Number of clusters Identified : K-means - 2 Hierarchical - 3 DBSCAN - 4

Characteristics of each cluster:

K means with 2 clusters I think shows the general trend of high engaged, high performing students. As well as low engaged and low performing students.

Hierarchical as I went with 3 clusters helps show further diversity in the data showing low engaged and low performance students (colored black), high engaged and low performance students (colored red), and then the remainder (colored green)

To note for hierarchical clustering I tried 4 clusters, which did not model very well.
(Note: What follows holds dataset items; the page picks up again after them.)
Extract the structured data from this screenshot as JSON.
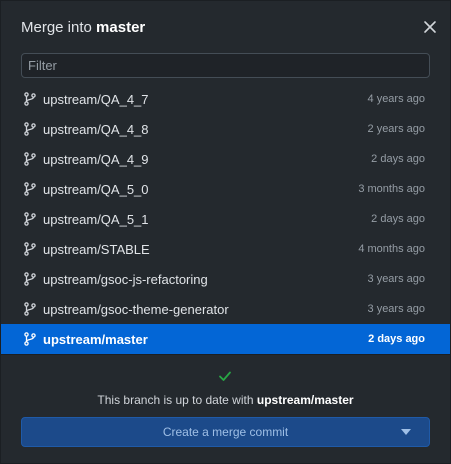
{
  "header": {
    "title_prefix": "Merge into",
    "branch": "master"
  },
  "filter": {
    "placeholder": "Filter",
    "value": ""
  },
  "branches": [
    {
      "name": "upstream/QA_4_7",
      "age": "4 years ago"
    },
    {
      "name": "upstream/QA_4_8",
      "age": "2 years ago"
    },
    {
      "name": "upstream/QA_4_9",
      "age": "2 days ago"
    },
    {
      "name": "upstream/QA_5_0",
      "age": "3 months ago"
    },
    {
      "name": "upstream/QA_5_1",
      "age": "2 days ago"
    },
    {
      "name": "upstream/STABLE",
      "age": "4 months ago"
    },
    {
      "name": "upstream/gsoc-js-refactoring",
      "age": "3 years ago"
    },
    {
      "name": "upstream/gsoc-theme-generator",
      "age": "3 years ago"
    },
    {
      "name": "upstream/master",
      "age": "2 days ago"
    }
  ],
  "selected_branch_index": 8,
  "status": {
    "prefix": "This branch is up to date with",
    "branch": "upstream/master"
  },
  "merge_button": {
    "label": "Create a merge commit"
  },
  "colors": {
    "background": "#24292e",
    "selected": "#0366d6",
    "success": "#28a745",
    "button": "#1c4a8a"
  },
  "icons": {
    "branch": "git-branch-icon",
    "close": "close-icon",
    "check": "check-icon",
    "caret": "caret-down-icon"
  }
}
The 4th cluster was basically outliers.

I am not sure how to interpret the 4 clusters from the DBSCAN. It is 3 small groups, and then everything else. I tried playing around with the eps and minPTs but couldn’t achieve anything more interpretable.

A discussion of the implications of your findings for learning analytics.
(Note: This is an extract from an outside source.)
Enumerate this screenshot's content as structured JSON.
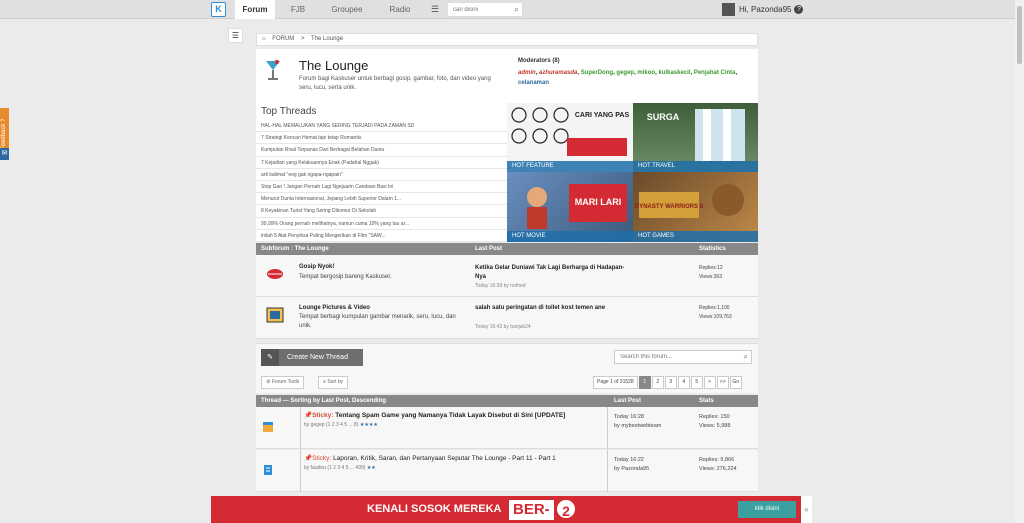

I interpret these results to mean in general the more engaged a student is the higher their performance will be. This seems intuitive. While there are outliers in general the more engaged students had better performance.

Provide at least one scholarly reference.

The below paper concludes that student engagement is key to their performance and participation in online courses. The study found a connection between online student engagement and student performance. Although this paper focuses on online learning, I feel its insights are likely true for all types of learning. Data for the study was collected from Learning Management Systems (LMS), student questionnaires, and instructor interviews. The data was analyzed using descriptive statistics.

Sahni, J. (2023). Is learning analytics the future of online education? International Journal of Emerging Technologies in Learning/International Journal: Emerging Technologies in Learning, 18(02), 33–49. https://doi.org/10.3991/ijet.v18i02.32167

Your report should include your code. Submit the published RPubs link to Blackboard.